There’s a lot of anxiety, sadness and heartbreak on Adulting. How does the writing process contributes to her sense of reflection? “That heartbreak was interesting because it put a lot of things I used to write about into perspective – they suddenly felt really trivial. I think what’s really cool about song writing is that sometimes I’ll sit down and write something and be like ‘I didn’t even know I was feeling that.’ So it'd really therapeutic, it's healing, it's constant.”
Her songwriting has progressed in the year since Adulting's release, as she settles down to her alone time in LA. She less afraid than she was before, and there is a hint of withstanding demons in the songs she’s writing now. I think of how her music often confronts dark, unsettling feelings of sadness and loneliness - what's her response to an audience that might be disquieted by her words? “I’ve had people come up to me at shows and tell me ‘that was so dark.’ I’m not trying to make it darker than it is - I’m just saying what it was like and what I felt in the moment. [But] if I wrote said song six months ago when I was feeling really terrible - that doesn’t mean that me standing here and singing it still feels that way. I’ve noticed that the brain wants to be likem ‘Oh god they’re going through that right now, I wonder what’s going on in their lives, I should speculate about that!'”

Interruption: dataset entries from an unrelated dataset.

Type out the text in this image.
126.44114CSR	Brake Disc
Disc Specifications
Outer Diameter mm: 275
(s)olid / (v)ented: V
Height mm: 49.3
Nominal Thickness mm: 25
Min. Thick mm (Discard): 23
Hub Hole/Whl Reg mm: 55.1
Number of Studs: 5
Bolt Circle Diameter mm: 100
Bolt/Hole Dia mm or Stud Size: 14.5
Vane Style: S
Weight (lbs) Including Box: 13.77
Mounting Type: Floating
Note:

New single “Billboard" is the a culmination of a decade of growth musically, emotionally and lyrically; it's a summation of the adulting and what her therapist calls “shoulding.” Wolfson tells me that it is also an apogee of a series of dissociative experiences during an in-between phase of a relationship, where she looked up and thought she saw someone she knew on a billboard. In one last emotionally intuitive sentiment, she tells me: “I think the song was admitting to myself that I had no idea what I was doing in this first relationship, and how much I was struggling to figure that out. Also, at the time I was having trouble with figuring out what I wanted for myself versus what other people wanted for me, and how awful it can feel when everybody is telling you what to do. In retrospect I realise it's ok that I didn’t have it all figured out, but at the time it all felt very overwhelming.”
Soon after our interview - when lockdown is in full swing - I persuade Wolfson to play me at online Scrabble. One of her first words is ‘boobs.’ She texts me: “I, an intellectual, just played the word boobs.” She's sharp, sensitive and acutely self-aware to the end. She wins at Scrabble 138-129.